My race began to seem unattractive, undesirable and, at the same time, undeniable. As much as I could wrinkle my nose at the pungent Chinese medicines in our closet or refuse to speak Cantonese at home, I couldn’t change the color of my skin. For better or for worse, I was an Asian growing up in America. That experience in itself isn’t too bad – especially in the areas of the United States that I’ve lived so far. What complicated things, however, were my family’s yearly trips to Singapore.

After the grueling, drawn-out process of attaining permanent residency in the United States, my mother and I made our first trip back to Singapore. My head was spinning with all-too-vivid memories of my youth and I simply could not wait to re-experience my home country after so many years away from it. Yet, my disembarkation from the plane was hardly what I expected. My grandmother, with whom I had had a close relationship when I was a toddler, constantly commented on my weight. I was of average size for an American teenager, but perfectly unacceptable by Asian standards. The images that had been floating in my head of places I’d seen as a child seemed outdated and, as much as I tried to reconnect with the country of my birth, it had grown away from me. Or, perhaps, I had grown away from it.

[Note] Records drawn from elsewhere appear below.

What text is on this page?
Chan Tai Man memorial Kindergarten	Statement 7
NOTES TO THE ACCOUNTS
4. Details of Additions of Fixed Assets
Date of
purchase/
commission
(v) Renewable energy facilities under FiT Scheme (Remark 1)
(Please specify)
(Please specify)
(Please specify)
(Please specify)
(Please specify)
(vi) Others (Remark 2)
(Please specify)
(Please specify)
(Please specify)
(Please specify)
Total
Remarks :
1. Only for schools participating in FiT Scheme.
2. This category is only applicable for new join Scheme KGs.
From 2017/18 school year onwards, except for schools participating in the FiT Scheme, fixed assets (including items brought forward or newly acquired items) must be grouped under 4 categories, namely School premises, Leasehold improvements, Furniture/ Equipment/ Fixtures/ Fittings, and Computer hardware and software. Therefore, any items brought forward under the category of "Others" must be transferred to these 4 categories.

Although I had spent much of my adolescence waiting to return the place where I thought I truly belonged, I had arrived to find that it had forgotten me. The friends I had had as a child were virtually impossible to relocate, my former school had no record of my existence, and the adults who had helped raise me couldn’t stop fixating on how much I’d changed. Among their obsessions were my height, my weight, and my accent. In Chinese, they would comment on the “American” girl in their presence – the one who spoke English so quickly that it sounded like a machine gun, the one who resented the Chinese delicacies put before her, and the one who, they were certain, didn’t remember anything about Singapore. The place that I had so long considered as home suddenly seemed inexplicably foreign and I found myself wondering where I truly belonged. And, although that first return was almost a decade ago, that question is still one that I find myself pondering today.

Of course, with age came more confidence and comfort with the people around me. I eventually found solid groups of friends in high school and college with whom race was joked about but never singled out. The girl who thought that popularity only came with associations with certain people eventually grew up and focused on herself, rather than the opinions of those around her – she was even nominated to be homecoming queen when she was a senior. But that doesn’t necessarily mean that she – or, rather, I – have found myself a permanent identity. Now, as ever before, I find myself constantly in transit and constantly flitting from one identity to another. Upon meeting other Singaporeans (which happens more than one might think), I often preface all statements by telling them that despite my thick American accent, I am a citizen of Singapore and go back every year. And upon telling those in the United States about my lack of American citizenship, I often give them strung-out explanations for my choice to refrain from applying for a citizenship. The latter conversation also sometimes involves an explanation that I am not, and never was, an illegal immigrant.

So where do I belong? The truth is, I don’t really know. Maybe it’s the address on my driver’s license or the emblem on my passport. Perhaps my place is in Asia, America, or somewhere in between. Either way, I’m still trying to find it and I might be on this journey for most of my life. But, when I do happen upon that destination, I’ll be sure to send you the coordinates.